The Japanese language and the Japanese people: intricately intertwined helpmates

« previous post | next post »

Sino-Platonic Papers is pleased to announce the publication of its three-hundred-and-seventy-second issue:

The Japanese and Their Language: How the Japanese Made Their Language and It Made Them,” by Samuel Robert Ramsey.

PROLOGUE

Travel the length and breadth of Japan, across the more than 6,800 islands in the archipelago, and anywhere you go, from the Tokyo megalopolis to the most remote and isolated village, every person you meet will immediately understand and speak Nihongo—Japanese. The accents you hear might vary from place to place. There will be odd and unexplained words and pronunciations peculiar to each of these places. But not one person among the more than 126 million citizens of Japan will have any trouble at all understanding the standard language as it’s normally spoken.

Although you could hardly guess it now, there was a time not very long ago when Japanese could not communicate so easily with each other, and in some cases not at all. Go back only a couple of hundred years, say—or maybe not much more than a century and a half or so—and we see in Japan a spread-out, Balkanized country, separated into groups of localized communities almost completely out of touch with each other. Most people living in the islands then had never met, much less talked to each other. In other words, Edo Japan was strikingly different from that hypermodern, interconnected place at the forefront of technological development we’re used to seeing today. In the middle of the nineteenth century, Japan was a backwater, left behind in the changing world events of that formative period.
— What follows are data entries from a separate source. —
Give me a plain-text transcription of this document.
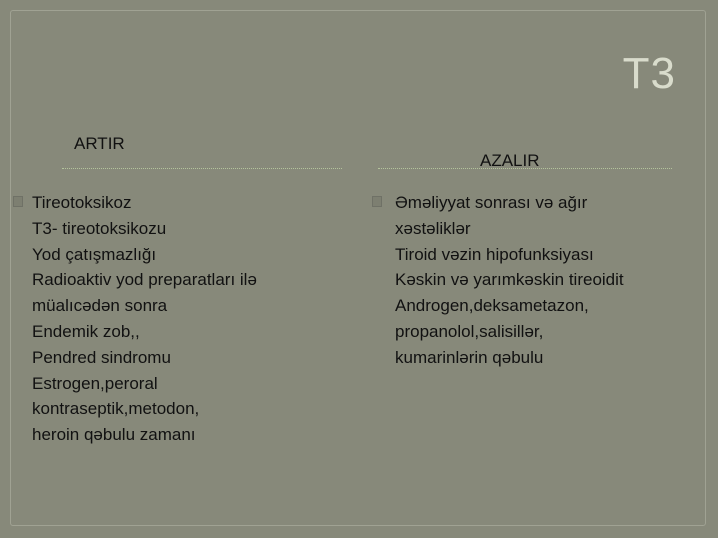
T3
ARTIR
AZALIR
Tireotoksikoz
T3- tireotoksikozu
Yod çatışmazlığı
Radioaktiv yod preparatları ilə
müalıcədən sonra
Endemik zob,,
Pendred sindromu
Estrogen,peroral
kontraseptik,metodon,
heroin qəbulu zamanı
Əməliyyat sonrası və ağır
xəstəliklər
Tiroid vəzin hipofunksiyası
Kəskin və yarımkəskin tireoidit
Androgen,deksametazon,
propanolol,salisillər,
kumarinlərin qəbulu
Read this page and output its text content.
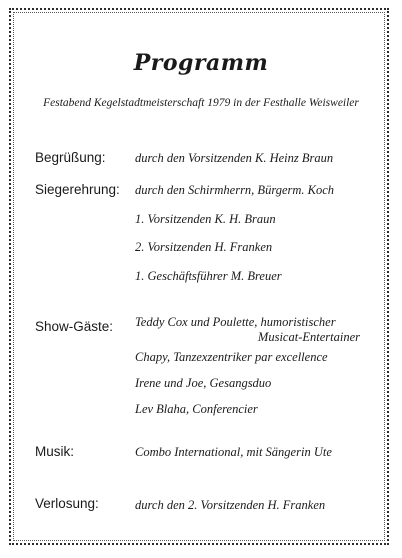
Programm
Festabend Kegelstadtmeisterschaft 1979 in der Festhalle Weisweiler
Begrüßung: durch den Vorsitzenden K. Heinz Braun
Siegerehrung: durch den Schirmherrn, Bürgerm. Koch
1. Vorsitzenden K. H. Braun
2. Vorsitzenden H. Franken
1. Geschäftsführer M. Breuer
Show-Gäste: Teddy Cox und Poulette, humoristischer
Musicat-Entertainer
Chapy, Tanzexzentriker par excellence
Irene und Joe, Gesangsduo
Lev Blaha, Conferencier
Musik:	Combo International, mit Sängerin Ute
Verlosung:	durch den 2. Vorsitzenden H. Franken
Western forces besieged the country, just as they did other vulnerable Asian nations in the nineteenth century. But while its neighbors remained internally fragmented, militarily and economically weak, taken advantage of and colonized by outside powers, Japan changed rapidly to become a member of the first world order, an economic and military equal of America, Germany, France, Russia, and Britain. Unlike other non-Western nations, Japan drew its people together and met threats with strength. No other country in the world was able to accomplish that. How did Japan manage to transform itself in such a short period of time?

One factor in Japan’s modernization that isn’t usually given enough credit for what happened is the extent to which the country reshaped its language. Without unifying and adapting its language to serve the country’s modernization efforts, Japan could never have accomplished what it did. It was essential.
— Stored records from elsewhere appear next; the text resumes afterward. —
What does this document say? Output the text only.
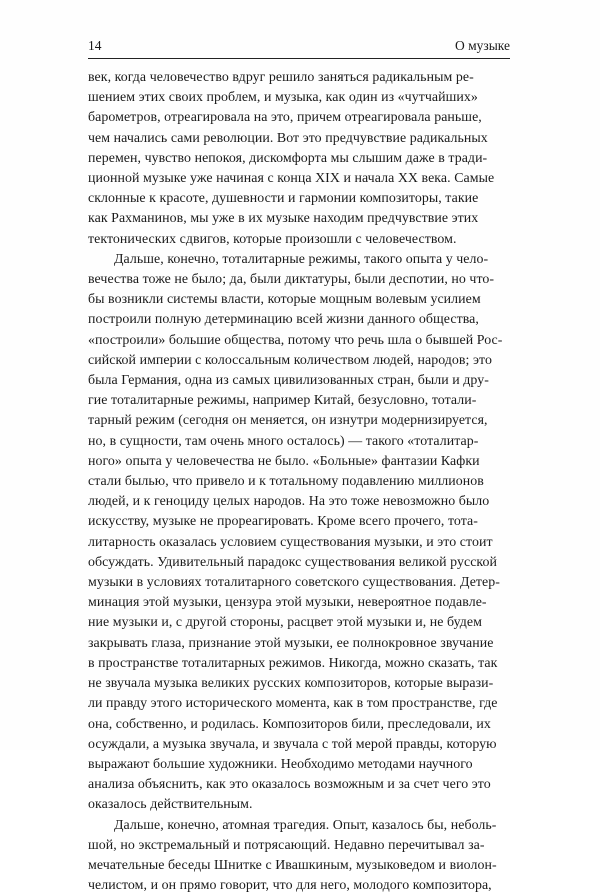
14	О музыке

век, когда человечество вдруг решило заняться радикальным ре-
шением этих своих проблем, и музыка, как один из «чутчайших»
барометров, отреагировала на это, причем отреагировала раньше,
чем начались сами революции. Вот это предчувствие радикальных
перемен, чувство непокоя, дискомфорта мы слышим даже в тради-
ционной музыке уже начиная с конца XIX и начала XX века. Самые
склонные к красоте, душевности и гармонии композиторы, такие
как Рахманинов, мы уже в их музыке находим предчувствие этих
тектонических сдвигов, которые произошли с человечеством.

Дальше, конечно, тоталитарные режимы, такого опыта у чело-
вечества тоже не было; да, были диктатуры, были деспотии, но что-
бы возникли системы власти, которые мощным волевым усилием
построили полную детерминацию всей жизни данного общества,
«построили» большие общества, потому что речь шла о бывшей Рос-
сийской империи с колоссальным количеством людей, народов; это
была Германия, одна из самых цивилизованных стран, были и дру-
гие тоталитарные режимы, например Китай, безусловно, тотали-
тарный режим (сегодня он меняется, он изнутри модернизируется,
но, в сущности, там очень много осталось) — такого «тоталитар-
ного» опыта у человечества не было. «Больные» фантазии Кафки
стали былью, что привело и к тотальному подавлению миллионов
людей, и к геноциду целых народов. На это тоже невозможно было
искусству, музыке не прореагировать. Кроме всего прочего, тота-
литарность оказалась условием существования музыки, и это стоит
обсуждать. Удивительный парадокс существования великой русской
музыки в условиях тоталитарного советского существования. Детер-
минация этой музыки, цензура этой музыки, невероятное подавле-
ние музыки и, с другой стороны, расцвет этой музыки и, не будем
закрывать глаза, признание этой музыки, ее полнокровное звучание
в пространстве тоталитарных режимов. Никогда, можно сказать, так
не звучала музыка великих русских композиторов, которые вырази-
ли правду этого исторического момента, как в том пространстве, где
она, собственно, и родилась. Композиторов били, преследовали, их
осуждали, а музыка звучала, и звучала с той мерой правды, которую
выражают большие художники. Необходимо методами научного
анализа объяснить, как это оказалось возможным и за счет чего это
оказалось действительным.

Дальше, конечно, атомная трагедия. Опыт, казалось бы, неболь-
шой, но экстремальный и потрясающий. Недавно перечитывал за-
мечательные беседы Шнитке с Ивашкиным, музыковедом и виолон-
челистом, и он прямо говорит, что для него, молодого композитора,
But those changes did not happen by themselves. Nor were they inevitable. The stories of what the Japanese did about their language and what happened as a result are what we want to take a look at here.



—–
All issues of Sino-Platonic Papers are available in full for no charge.
To view our catalog, visit http://www.sino-platonic.org/

 

Selected readings



2 Comments »

  1. Chris Button said,

    December 30, 2025 @ 8:18 pm

    Looks like it will be an interesting read. I have one question after reading the start:

    Is there any consensus around where the pronunciation Nihon rather than Nippon came from?

    The standard shift of p- to ɸ- to h- in 本 would not have occurred with -pp- (hence Nippon), so why is Nihon now standard? A colloquial or dialectal form going mainstream perhaps?

  2. anon said,

    December 30, 2025 @ 9:22 pm

    Japanese today is still indeed made up of many different local dialects that sometimes unintelligible due to vocab, usages, honorific rules differences. But the main core of the language such as phonology, morphosyntax, general lexicons remain highly unified.

    Japanese is also very straightforward and simple from a linguistic point of view. Very few irregularities. The nouns are not marked for person, number, and gender. Nominative-accusative, pretty mainstream and easy to grasp. Verbs and nouns sometimes are fluid, and verbal morphology consists of mostly enclitics that have no morphophological quirks. Only two tenses. Clause structure is always verb-final, but pro-drop. No number/person, directional marking per se.